McIntyre believes there are “nuances of who is shown” when it comes to queer characters – some types of queer characters are deemed “acceptable” and are portrayed and others are deemed “unacceptable” and are in the shadows.
“Just because there are certain types of queer characters, it doesn’t mean the battle is won – there is more work for creators to do,” she says.
“There are queer adults and queer kids and children who will discover themselves to be queer and so having those representations from an early age helps to validate the place of queer people in society.”
“I don’t think that we are at a perfect point in any way,” McIntyre says.
“The fight has been happening for decades. The fact we are not there yet shows how important the fight really is.”
Diversity on Sesame Street and The Wiggles
Introduced in 2014, Julia was a new addition to Sesame Street. Since her introduction, her ASD diagnosis has been displayed and discussed in a way that teaches children rather than stigmatising it. The show has been known for displaying diverse Muppets and people, including Jason who has Down syndrome, Tarah who uses a wheelchair, Zari who wears a religious headscarf, Alex whose father is in jail, and Susan and Gordon, who adopted their son Miles.
The Wiggles, which began as an all-male group in 1991, announced four new diverse additions to the cast in August.
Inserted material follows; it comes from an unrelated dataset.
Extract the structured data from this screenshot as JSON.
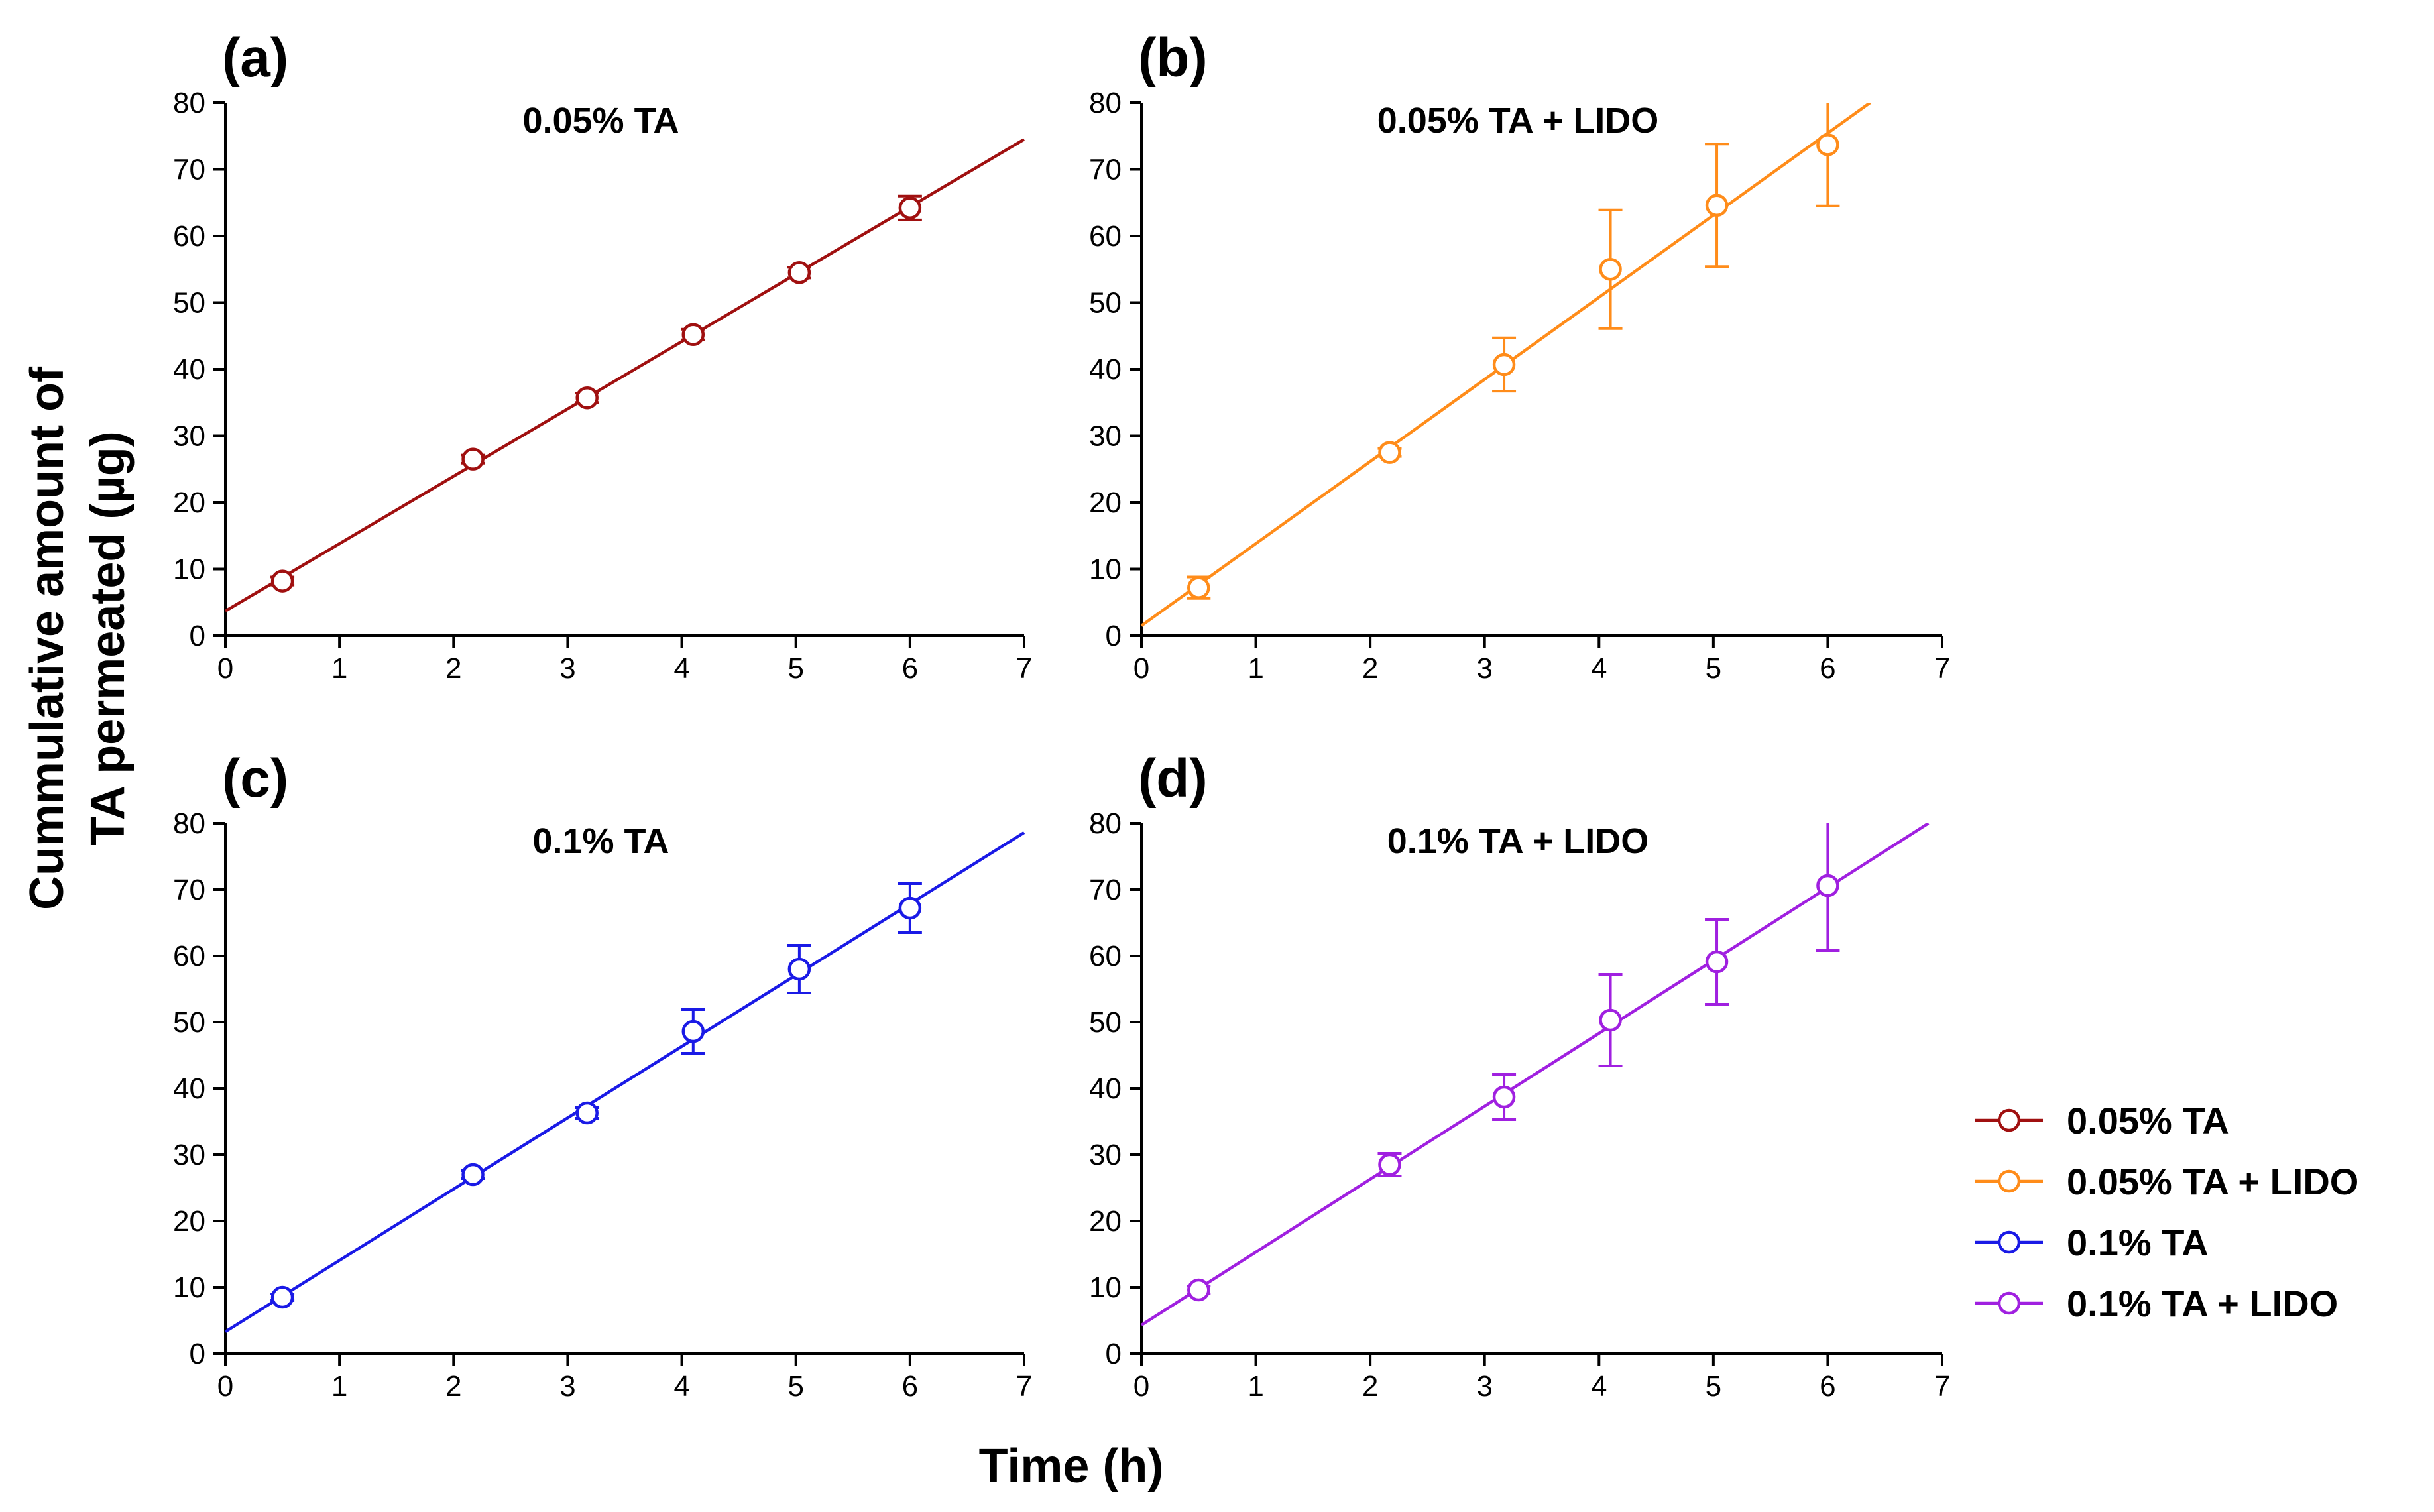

Emma Watkins, the first female Wiggle, officially joined in 2012, but announced her departure at the end of this year.
Joining the new roster of the highly popular childrens’ TV show are Tsehay Hawkins, Evie Ferris, Kelly Hamilton and John Pearce. All four new members are from diverse backgrounds, with Evie Ferris the first Indigenous Wiggle to be a part of the three-decade long group. In January 2021, prior to the announcement, the group released a song for their upcoming 30 year anniversary titled We’re All Fruit Salad to celebrate diversity and unity.